Topical Discussion Meeting - Big-data processing and modelling of solar activities and space weather forecasting

Jiajia Liu (University of Sheffield); Xin Huang (National Astronomical Observatories of China); Marianna Korsos (University of Sheffield); Long Xu (National Astronomical Observatories of China); Robert Erdelyi (University of Sheffield)
Thursday 21/11, 14:00-15:15

Solar activities, especially eruptive events including flares, coronal mass ejections or fast changes in solar wind conditions could induce severe disturbances in the geospace environment. These interruptions could interfere with our communication systems, affect the precision of GPS services, obstruct the smooth operation of satellites and endanger the safety of astronauts. Therefore, the accurate and reliable forecasting of the eruptive solar activities is paramount important to minimize potential risk to our socio-economics.

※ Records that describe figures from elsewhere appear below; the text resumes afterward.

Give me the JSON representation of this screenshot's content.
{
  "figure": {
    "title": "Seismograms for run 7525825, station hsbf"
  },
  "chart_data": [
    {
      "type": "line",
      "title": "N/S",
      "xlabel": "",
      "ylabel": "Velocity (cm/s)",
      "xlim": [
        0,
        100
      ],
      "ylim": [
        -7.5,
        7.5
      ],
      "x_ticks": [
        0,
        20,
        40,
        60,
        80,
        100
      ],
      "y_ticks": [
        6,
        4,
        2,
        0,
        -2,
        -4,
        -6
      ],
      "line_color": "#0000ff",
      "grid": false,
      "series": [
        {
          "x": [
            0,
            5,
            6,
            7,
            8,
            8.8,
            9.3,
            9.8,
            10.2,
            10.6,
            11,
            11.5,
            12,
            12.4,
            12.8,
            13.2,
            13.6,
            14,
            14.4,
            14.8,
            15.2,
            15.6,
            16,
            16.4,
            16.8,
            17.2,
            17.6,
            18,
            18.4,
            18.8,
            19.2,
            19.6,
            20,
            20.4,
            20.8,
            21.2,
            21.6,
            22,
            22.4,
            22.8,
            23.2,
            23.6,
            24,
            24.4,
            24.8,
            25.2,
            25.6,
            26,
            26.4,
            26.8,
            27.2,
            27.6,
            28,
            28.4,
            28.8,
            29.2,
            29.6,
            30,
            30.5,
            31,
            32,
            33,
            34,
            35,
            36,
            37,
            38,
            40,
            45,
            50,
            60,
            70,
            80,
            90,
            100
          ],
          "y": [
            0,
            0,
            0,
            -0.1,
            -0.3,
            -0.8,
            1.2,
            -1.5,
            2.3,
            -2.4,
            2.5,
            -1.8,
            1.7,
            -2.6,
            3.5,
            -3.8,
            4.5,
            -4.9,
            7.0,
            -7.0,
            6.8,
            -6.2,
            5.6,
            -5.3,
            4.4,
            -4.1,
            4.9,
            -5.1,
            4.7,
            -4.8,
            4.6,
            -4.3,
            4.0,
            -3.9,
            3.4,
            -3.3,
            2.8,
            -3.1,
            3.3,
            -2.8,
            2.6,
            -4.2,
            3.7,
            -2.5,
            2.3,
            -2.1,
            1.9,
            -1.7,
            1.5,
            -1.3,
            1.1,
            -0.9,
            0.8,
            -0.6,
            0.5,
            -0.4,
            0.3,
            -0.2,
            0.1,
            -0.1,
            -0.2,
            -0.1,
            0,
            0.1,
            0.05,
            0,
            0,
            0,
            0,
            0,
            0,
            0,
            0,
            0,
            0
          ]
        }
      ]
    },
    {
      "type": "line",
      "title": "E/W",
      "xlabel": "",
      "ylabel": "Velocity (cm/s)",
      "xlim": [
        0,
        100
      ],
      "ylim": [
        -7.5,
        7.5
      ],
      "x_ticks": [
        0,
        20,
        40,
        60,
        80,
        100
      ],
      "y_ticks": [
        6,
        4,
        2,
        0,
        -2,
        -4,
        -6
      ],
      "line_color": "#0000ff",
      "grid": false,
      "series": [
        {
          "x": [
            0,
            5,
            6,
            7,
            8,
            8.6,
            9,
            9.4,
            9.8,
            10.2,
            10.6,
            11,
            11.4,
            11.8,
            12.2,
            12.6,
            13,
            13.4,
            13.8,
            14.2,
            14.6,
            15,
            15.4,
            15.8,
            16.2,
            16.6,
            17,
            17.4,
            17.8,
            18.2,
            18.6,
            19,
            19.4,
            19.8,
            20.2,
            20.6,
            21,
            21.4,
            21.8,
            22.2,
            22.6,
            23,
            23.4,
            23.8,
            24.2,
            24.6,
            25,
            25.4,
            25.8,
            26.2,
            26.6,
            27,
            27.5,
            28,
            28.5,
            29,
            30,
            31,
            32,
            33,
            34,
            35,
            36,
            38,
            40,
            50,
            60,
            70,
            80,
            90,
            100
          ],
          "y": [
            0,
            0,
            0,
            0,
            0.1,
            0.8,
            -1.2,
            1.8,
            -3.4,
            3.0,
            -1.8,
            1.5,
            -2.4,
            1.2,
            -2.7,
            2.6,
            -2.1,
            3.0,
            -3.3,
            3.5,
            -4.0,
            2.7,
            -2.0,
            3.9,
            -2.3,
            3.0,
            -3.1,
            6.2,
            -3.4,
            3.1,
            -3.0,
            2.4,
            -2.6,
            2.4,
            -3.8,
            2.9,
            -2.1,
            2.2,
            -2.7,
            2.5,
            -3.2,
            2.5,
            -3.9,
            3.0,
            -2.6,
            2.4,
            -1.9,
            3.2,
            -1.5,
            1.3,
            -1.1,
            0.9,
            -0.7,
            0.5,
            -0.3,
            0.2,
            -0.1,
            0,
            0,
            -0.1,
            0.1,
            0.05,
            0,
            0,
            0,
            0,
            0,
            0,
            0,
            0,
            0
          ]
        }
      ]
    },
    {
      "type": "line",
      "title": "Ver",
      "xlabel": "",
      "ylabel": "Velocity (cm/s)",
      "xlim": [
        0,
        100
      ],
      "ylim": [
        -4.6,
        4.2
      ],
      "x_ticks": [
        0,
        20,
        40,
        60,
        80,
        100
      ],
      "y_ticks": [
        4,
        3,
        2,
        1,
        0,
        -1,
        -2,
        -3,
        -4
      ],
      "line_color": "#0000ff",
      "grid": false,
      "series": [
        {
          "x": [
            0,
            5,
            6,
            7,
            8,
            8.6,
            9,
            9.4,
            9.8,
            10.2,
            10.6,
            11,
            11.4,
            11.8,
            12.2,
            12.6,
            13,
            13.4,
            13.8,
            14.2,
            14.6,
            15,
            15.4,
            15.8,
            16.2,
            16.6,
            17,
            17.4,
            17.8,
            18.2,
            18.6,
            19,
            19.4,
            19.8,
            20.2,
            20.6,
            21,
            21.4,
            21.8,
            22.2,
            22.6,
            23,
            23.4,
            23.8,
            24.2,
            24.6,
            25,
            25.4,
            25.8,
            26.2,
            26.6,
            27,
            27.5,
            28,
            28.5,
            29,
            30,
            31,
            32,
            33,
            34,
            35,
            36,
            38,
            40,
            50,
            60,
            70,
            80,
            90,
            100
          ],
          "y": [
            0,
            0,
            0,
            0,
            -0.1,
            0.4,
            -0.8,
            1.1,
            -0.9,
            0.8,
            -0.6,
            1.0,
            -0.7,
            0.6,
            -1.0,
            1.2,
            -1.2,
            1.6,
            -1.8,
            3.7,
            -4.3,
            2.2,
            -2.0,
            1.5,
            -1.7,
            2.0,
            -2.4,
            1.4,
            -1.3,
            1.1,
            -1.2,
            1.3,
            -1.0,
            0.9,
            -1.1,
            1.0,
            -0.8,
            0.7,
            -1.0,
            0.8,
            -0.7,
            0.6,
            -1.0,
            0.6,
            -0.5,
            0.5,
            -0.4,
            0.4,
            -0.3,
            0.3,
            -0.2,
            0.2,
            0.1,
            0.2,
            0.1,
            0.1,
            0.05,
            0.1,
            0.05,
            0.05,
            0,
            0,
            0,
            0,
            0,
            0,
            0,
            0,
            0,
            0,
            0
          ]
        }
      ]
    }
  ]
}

Up to now, thanks to the fast-growing data acquisition in solar and inter-planetary space observations, large amount of observational solar data are now available. Data mining, machine learning (including artificial intelligence, AI) technologies can help researchers to i) cope with the very rapidly growing amount of observational solar data and ii) discover potential new knowledge from the big data. Furthermore, the enormous amount of solar data enables us to build new and more reliable forecasting models for solar activity prediction. This TDM is dedicated to explore the underlying data processing and modelling technics of predicting solar activities, including, but not limited to, solar data retrieval, automated detection and tracking of solar activities and the construction of solar activity prediction models.